Im Verhältnis zwischen Klerikern und Laien war Dialog ein Wort der Sehnsucht und der Hoffnung, es möge ein ehrliches klerikales Versprechen sein, dessen Einhaltung man zwar nicht einklagen, aber moralisch erwarten dürfe. Nach dem Konzil war diese Hoffnung zunächst stark.52 Allerdings galt mit Francis Bacon auch damals schon: „Hoffnung ist ein gutes Frühstück, aber ein schlechtes Abendbrot“53. Ahnungsvoll forderten Laien daher öffentlich mehr als nur Versprechungen: „Die Laien sind Kirche, nicht nur hörende Kirche und nicht nur Ersatzleute, die bei Priestermangel einzuspringen haben“54. Sie wollten nicht mehr von Klerus’ Gnaden handeln, sondern echte Laienrechte:

„Wir stellen die Gretchenfrage: Will die Hierarchie eine Demokratisierung, will sie Laienvertretungen, die mutig, in gewissenhaftem Ernst, aber auch in Freiheit ihre Ansichten vertreten, auch wenn sie im konkreten Fall einmal nicht mit der Meinung von einigen Pfarrern, Prälaten oder gar Bischöfen übereinstimmen, oder will sie Jasager?“55

Die Kritik traf auch das ZdK selbst.

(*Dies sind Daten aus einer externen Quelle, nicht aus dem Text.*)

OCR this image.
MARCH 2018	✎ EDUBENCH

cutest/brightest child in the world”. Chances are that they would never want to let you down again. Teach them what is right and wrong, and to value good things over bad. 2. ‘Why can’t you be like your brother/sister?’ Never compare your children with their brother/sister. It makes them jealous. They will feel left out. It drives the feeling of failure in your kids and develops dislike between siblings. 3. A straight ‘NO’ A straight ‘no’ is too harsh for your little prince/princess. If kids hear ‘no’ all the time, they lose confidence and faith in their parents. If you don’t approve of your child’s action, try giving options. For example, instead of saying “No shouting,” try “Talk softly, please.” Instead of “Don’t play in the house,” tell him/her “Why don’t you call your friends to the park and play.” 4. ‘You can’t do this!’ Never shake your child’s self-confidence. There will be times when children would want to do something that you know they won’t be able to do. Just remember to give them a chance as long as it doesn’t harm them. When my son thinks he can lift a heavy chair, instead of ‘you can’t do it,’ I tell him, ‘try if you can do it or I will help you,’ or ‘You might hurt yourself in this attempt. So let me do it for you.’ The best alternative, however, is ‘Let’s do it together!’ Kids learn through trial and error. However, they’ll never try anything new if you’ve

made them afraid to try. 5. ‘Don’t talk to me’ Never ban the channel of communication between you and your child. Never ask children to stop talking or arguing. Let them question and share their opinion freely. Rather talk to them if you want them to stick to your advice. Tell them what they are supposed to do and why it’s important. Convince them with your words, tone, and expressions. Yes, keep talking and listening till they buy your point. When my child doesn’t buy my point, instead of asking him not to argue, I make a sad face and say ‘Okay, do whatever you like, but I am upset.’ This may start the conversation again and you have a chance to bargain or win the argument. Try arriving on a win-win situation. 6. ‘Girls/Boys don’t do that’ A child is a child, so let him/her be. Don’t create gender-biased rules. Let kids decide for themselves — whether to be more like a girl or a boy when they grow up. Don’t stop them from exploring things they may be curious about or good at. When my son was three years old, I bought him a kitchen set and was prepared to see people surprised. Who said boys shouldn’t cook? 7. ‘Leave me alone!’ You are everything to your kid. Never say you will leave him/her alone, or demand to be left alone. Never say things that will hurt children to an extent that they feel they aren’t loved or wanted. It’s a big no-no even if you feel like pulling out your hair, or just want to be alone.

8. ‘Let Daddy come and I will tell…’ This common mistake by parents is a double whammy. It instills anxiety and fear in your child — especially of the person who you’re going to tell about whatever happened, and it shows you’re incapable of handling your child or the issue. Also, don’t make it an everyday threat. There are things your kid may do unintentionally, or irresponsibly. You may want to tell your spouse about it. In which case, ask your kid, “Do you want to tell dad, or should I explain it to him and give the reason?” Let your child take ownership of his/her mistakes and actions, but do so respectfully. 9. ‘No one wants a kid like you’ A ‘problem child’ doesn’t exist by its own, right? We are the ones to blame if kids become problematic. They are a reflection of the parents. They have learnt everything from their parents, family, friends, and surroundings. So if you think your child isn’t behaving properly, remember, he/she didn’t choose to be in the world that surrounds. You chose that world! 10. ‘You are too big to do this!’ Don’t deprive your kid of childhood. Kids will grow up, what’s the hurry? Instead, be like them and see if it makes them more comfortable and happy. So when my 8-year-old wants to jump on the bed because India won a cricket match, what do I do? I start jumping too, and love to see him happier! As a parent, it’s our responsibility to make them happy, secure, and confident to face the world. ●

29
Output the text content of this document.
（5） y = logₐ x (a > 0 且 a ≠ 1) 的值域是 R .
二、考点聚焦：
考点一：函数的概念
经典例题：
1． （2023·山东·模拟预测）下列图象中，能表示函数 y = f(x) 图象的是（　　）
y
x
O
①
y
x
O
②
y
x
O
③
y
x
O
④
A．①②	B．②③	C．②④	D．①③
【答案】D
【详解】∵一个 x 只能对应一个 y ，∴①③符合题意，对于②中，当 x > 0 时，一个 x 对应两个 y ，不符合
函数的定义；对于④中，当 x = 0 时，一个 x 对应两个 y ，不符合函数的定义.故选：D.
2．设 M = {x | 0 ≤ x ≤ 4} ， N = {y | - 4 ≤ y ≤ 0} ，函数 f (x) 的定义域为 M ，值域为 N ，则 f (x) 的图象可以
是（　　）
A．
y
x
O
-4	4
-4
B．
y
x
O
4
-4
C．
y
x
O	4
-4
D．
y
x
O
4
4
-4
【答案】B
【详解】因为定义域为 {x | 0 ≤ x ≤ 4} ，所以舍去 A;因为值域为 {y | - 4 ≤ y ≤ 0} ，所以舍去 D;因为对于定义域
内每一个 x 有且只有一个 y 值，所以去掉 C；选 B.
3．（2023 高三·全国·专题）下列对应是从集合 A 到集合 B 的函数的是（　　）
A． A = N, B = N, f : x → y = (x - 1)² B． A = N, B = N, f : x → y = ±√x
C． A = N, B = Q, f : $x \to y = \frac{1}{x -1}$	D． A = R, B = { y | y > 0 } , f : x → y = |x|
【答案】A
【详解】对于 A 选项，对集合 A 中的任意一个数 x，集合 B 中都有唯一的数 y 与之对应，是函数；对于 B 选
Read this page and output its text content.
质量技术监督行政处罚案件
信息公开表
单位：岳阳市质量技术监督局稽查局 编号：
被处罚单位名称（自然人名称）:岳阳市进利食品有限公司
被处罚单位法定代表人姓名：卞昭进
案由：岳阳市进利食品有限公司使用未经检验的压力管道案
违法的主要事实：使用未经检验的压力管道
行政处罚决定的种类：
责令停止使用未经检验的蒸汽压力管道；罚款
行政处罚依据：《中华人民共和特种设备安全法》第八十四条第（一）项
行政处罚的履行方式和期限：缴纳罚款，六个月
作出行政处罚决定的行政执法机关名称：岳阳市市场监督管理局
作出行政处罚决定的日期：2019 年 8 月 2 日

Immer noch gebe es in ihm zu viele Geistliche, und sein Statut ermögliche es dem Episkopat, „jede eigene Meinungsäußerung … zu unterdrücken. … ein schlechtes Statut trägt den Keim des Mißbrauchs in sich“56. Dass das ZdK intern bereits Vorschläge zu einer Statutenreform an die Bischofskonferenz gegeben hatte, aber nicht bereit war, öffentlich darüber zu diskutieren, bestätigte die Kritiker.57

Das Verhältnis zwischen Episkopat und ZdK wurde von beiden Seiten her neu justiert. Das Gründungsstatut der Deutschen Bischofskonferenz (DBK) vom Frühjahr 196658 sah u. a. eine eigene Kommission für die Laienarbeit vor, deren ständigem Beraterstab auch Laien angehören sollten. Das ZdK konnte sie vorschlagen.59 Die Nähe der Laien zur Hierarchie blieb so erhalten, wechselte in der Form aber von der Anbindung durch Direktion zur Einbindung durch Verflechtung und beratendes Mitreden.60 Das neue Statut des ZdK, das von seiner Vollversammlung am 10. Juni 1967 verabschiedet worden war, konnte nur mit der Genehmigung der deutschen Bischöfe vom 21. September 1967 in Kraft treten61, auch wenn das ZdK von den Bischöfen nicht mehr dauerhaft „getragen“, sondern in sprachlicher Abwandlung in einem gewissen Eigenstand „anerkannt“ (§ 1) wurde, wobei mit diesem Wort die finanzielle Unterstützung der Bischofskonferenz angezeigt werden sollte62 (Humpty Dumpty lässt grüßen). Die bisherige strikte Unterordnung wurde abgemildert63, ohne den beträchtlichen Einfluss des Episkopats auf Mitgliedschaft wie Tätigkeit aufzugeben. Die Diözesanvertreter wurden nun durch die neuen Laienräte entsandt (§ 4 a). Für die Kooptierung weiterer Persönlichkeiten war keine Zustimmung der Bischöfe mehr nötig (§ 4 d).64 Die Leiter der Laienapostolats-Einrichtungen der DBK waren von Amts wegen Mitglieder des ZdK (§ 4 b). Der Präsident, wenn auch nicht mehr seine Vertretung, benötigte weiterhin die Bestätigung des Vorsitzenden der DBK (§ 9 Abs. 2).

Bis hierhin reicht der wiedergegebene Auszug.